La pareja convencional es un modo que aprendimos de cómo debemos comportarnos con nuestre compañere, y al revés, qué esperamos que elle haga.

Podríamos comenzar reflexionando sobre que el amor hacia el otre, es en realidad amor hacia mi misme, ya que cómo yo trate al otre es como me gustaría que me traten. Si trato mal al otre, me estaría tratando mal a mi misme.

Podríamos decir también, que, si soy consciente de lo que deseo hacer, pero no lo hago, porque creo que al otre eso no le va a gustar, cabría preguntarnos entonces, si eso sería amarme y amar al otre.

¿Somos acaso conscientes de nuestra responsabilidad en el hecho de haber elegido complacer al otre?  ¿De cuanta culpa se generaría alrededor de ello, y que tal vez no podríamos ni siquiera registrar?

Cuántas veces por no contradecir los deseos del otre, no respetamos los nuestros. Cuánto disimulo inconsciente de que todo está bien. Cuánta cara larga empieza a aparecer en el vínculo por un hecho “minúsculo” como aparenta ser este. Y cuántas veces la adjudicamos a otras cosas, o lo que es peor, nos enojamos con el otre, ya que no pudimos sospechar siquiera que en realidad el enojo era hacia nosotres mismes por no habernos respetado / amado en ese momento.

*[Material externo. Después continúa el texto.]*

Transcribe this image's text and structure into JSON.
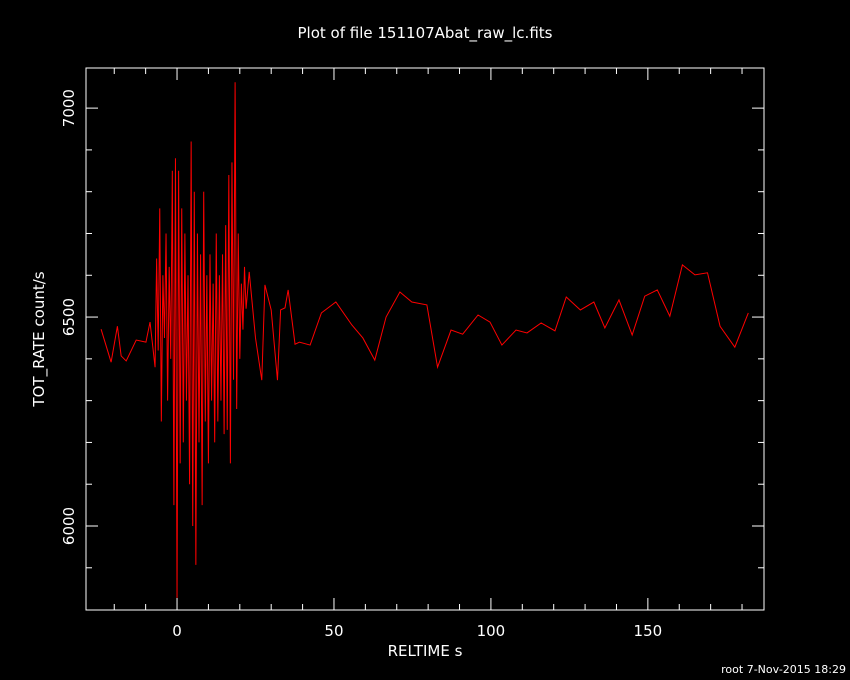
{
  "chart_data": {
    "type": "line",
    "title": "Plot of file 151107Abat_raw_lc.fits",
    "x_label": "RELTIME  s",
    "y_label": "TOT_RATE  count/s",
    "footer": "root  7-Nov-2015 18:29",
    "color": "#ff0000",
    "x": [
      -24.2,
      -21,
      -19,
      -17.8,
      -16.2,
      -13,
      -9.9,
      -8.6,
      -7,
      -6.5,
      -6,
      -5.5,
      -5,
      -4.5,
      -4,
      -3.5,
      -3,
      -2.5,
      -2,
      -1.5,
      -1,
      -0.5,
      0,
      0.5,
      1,
      1.5,
      2,
      2.5,
      3,
      3.5,
      4,
      4.5,
      5,
      5.5,
      6,
      6.5,
      7,
      7.5,
      8,
      8.5,
      9,
      9.5,
      10,
      10.5,
      11,
      11.5,
      12,
      12.5,
      13,
      13.5,
      14,
      14.5,
      15,
      15.5,
      16,
      16.5,
      17,
      17.5,
      18,
      18.5,
      19,
      19.5,
      20,
      20.5,
      21,
      21.5,
      22,
      23,
      25,
      27,
      28,
      30,
      32,
      33,
      34.4,
      35.4,
      37.6,
      39,
      42.4,
      46,
      50.6,
      55.7,
      59.2,
      63,
      66.6,
      71,
      74.8,
      79.6,
      83,
      87.3,
      91,
      95.9,
      99.7,
      103.5,
      108,
      111.5,
      116,
      120.4,
      124,
      128.5,
      132.8,
      136.3,
      140.8,
      145,
      149,
      153,
      157,
      161,
      165,
      169,
      173,
      177.7,
      182
    ],
    "values": [
      6471,
      6392,
      6478,
      6407,
      6395,
      6445,
      6440,
      6488,
      6380,
      6640,
      6420,
      6760,
      6250,
      6600,
      6450,
      6700,
      6300,
      6620,
      6400,
      6850,
      6050,
      6880,
      5828,
      6850,
      6150,
      6760,
      6200,
      6700,
      6300,
      6600,
      6100,
      6920,
      6000,
      6800,
      5907,
      6700,
      6200,
      6650,
      6050,
      6800,
      6250,
      6600,
      6150,
      6650,
      6300,
      6580,
      6200,
      6700,
      6250,
      6600,
      6300,
      6650,
      6220,
      6720,
      6230,
      6840,
      6150,
      6870,
      6350,
      7062,
      6280,
      6700,
      6400,
      6580,
      6470,
      6620,
      6520,
      6608,
      6450,
      6349,
      6577,
      6517,
      6349,
      6517,
      6522,
      6565,
      6435,
      6440,
      6433,
      6510,
      6536,
      6481,
      6450,
      6397,
      6500,
      6560,
      6536,
      6529,
      6380,
      6469,
      6459,
      6505,
      6488,
      6433,
      6469,
      6462,
      6486,
      6467,
      6548,
      6517,
      6536,
      6474,
      6541,
      6457,
      6550,
      6565,
      6502,
      6625,
      6601,
      6606,
      6478,
      6428,
      6510
    ],
    "xlim": [
      -29,
      187
    ],
    "ylim": [
      5799,
      7096
    ],
    "xticks": [
      0,
      50,
      100,
      150
    ],
    "yticks": [
      6000,
      6500,
      7000
    ],
    "xminorticks": [
      -20,
      -10,
      10,
      20,
      30,
      40,
      60,
      70,
      80,
      90,
      110,
      120,
      130,
      140,
      160,
      170,
      180
    ],
    "yminorticks": [
      5900,
      6100,
      6200,
      6300,
      6400,
      6600,
      6700,
      6800,
      6900
    ]
  }
}
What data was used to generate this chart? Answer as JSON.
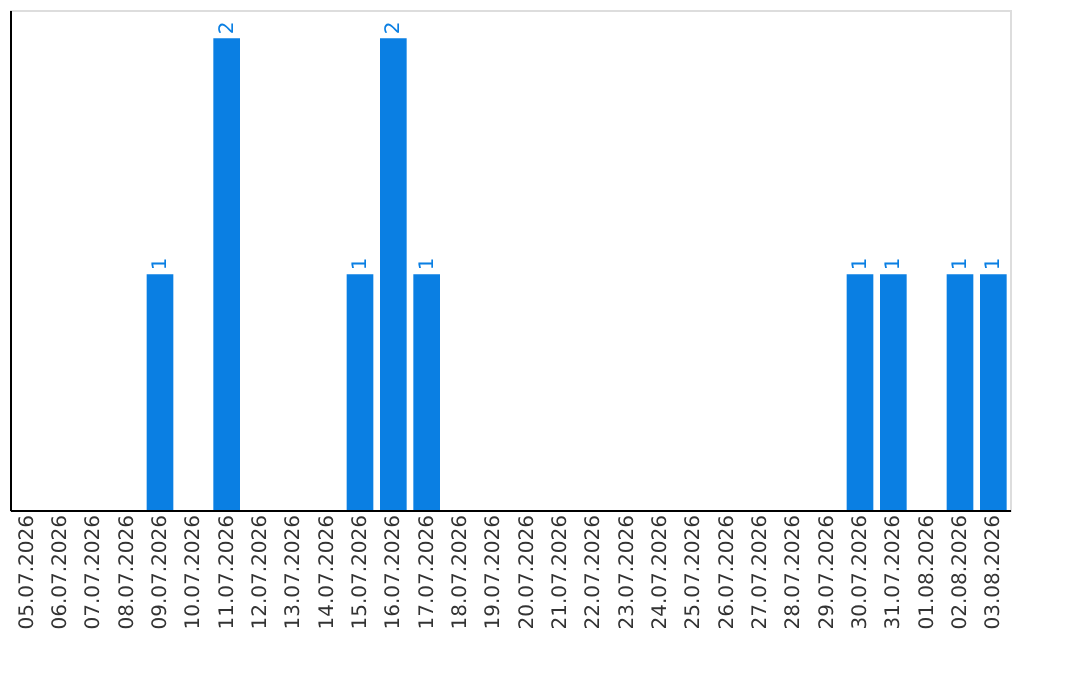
{
  "chart_data": {
    "type": "bar",
    "categories": [
      "05.07.2026",
      "06.07.2026",
      "07.07.2026",
      "08.07.2026",
      "09.07.2026",
      "10.07.2026",
      "11.07.2026",
      "12.07.2026",
      "13.07.2026",
      "14.07.2026",
      "15.07.2026",
      "16.07.2026",
      "17.07.2026",
      "18.07.2026",
      "19.07.2026",
      "20.07.2026",
      "21.07.2026",
      "22.07.2026",
      "23.07.2026",
      "24.07.2026",
      "25.07.2026",
      "26.07.2026",
      "27.07.2026",
      "28.07.2026",
      "29.07.2026",
      "30.07.2026",
      "31.07.2026",
      "01.08.2026",
      "02.08.2026",
      "03.08.2026"
    ],
    "values": [
      0,
      0,
      0,
      0,
      1,
      0,
      2,
      0,
      0,
      0,
      1,
      2,
      1,
      0,
      0,
      0,
      0,
      0,
      0,
      0,
      0,
      0,
      0,
      0,
      0,
      1,
      1,
      0,
      1,
      1
    ],
    "value_labels": [
      null,
      null,
      null,
      null,
      "1",
      null,
      "2",
      null,
      null,
      null,
      "1",
      "2",
      "1",
      null,
      null,
      null,
      null,
      null,
      null,
      null,
      null,
      null,
      null,
      null,
      null,
      "1",
      "1",
      null,
      "1",
      "1"
    ],
    "color": "#0a7fe3",
    "tick_labels": "x",
    "grid": false
  }
}
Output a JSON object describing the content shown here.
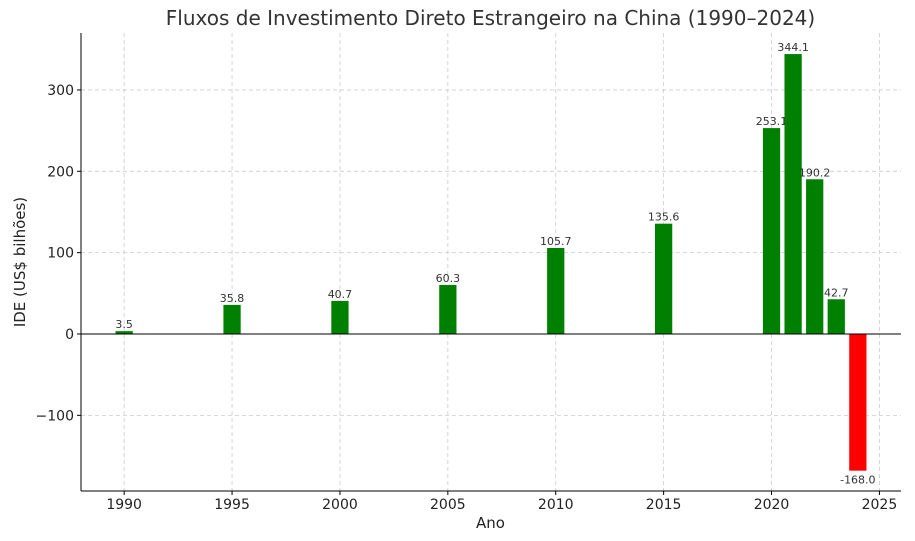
{
  "chart_data": {
    "type": "bar",
    "title": "Fluxos de Investimento Direto Estrangeiro na China (1990–2024)",
    "xlabel": "Ano",
    "ylabel": "IDE (US$ bilhões)",
    "x": [
      1990,
      1995,
      2000,
      2005,
      2010,
      2015,
      2020,
      2021,
      2022,
      2023,
      2024
    ],
    "values": [
      3.5,
      35.8,
      40.7,
      60.3,
      105.7,
      135.6,
      253.1,
      344.1,
      190.2,
      42.7,
      -168.0
    ],
    "value_labels": [
      "3.5",
      "35.8",
      "40.7",
      "60.3",
      "105.7",
      "135.6",
      "253.1",
      "344.1",
      "190.2",
      "42.7",
      "-168.0"
    ],
    "xlim": [
      1988,
      2026
    ],
    "ylim": [
      -193,
      370
    ],
    "xticks": [
      1990,
      1995,
      2000,
      2005,
      2010,
      2015,
      2020,
      2025
    ],
    "yticks": [
      -100,
      0,
      100,
      200,
      300
    ],
    "ytick_labels": [
      "−100",
      "0",
      "100",
      "200",
      "300"
    ],
    "grid": true,
    "colors": {
      "positive": "#008000",
      "negative": "#ff0000",
      "grid": "#cccccc",
      "axis": "#000000"
    }
  }
}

¿Cuántas veces en el día ocurren estas situaciones y pasan inadvertidas?

Que fantástico sería poder tomar consciencia de nuestras conductas, y no para castigarnos, sino para observarlas con mucha comprensión, y amor hacia nosotres mismes.

Pienso cuan beneficioso para nuestras relaciones sería hacernos la pregunta cotidianamente: ¿Me estoy amando?

 

 

 

María Alejandra Bausano
Facilitadora en «Nueva Conciencia»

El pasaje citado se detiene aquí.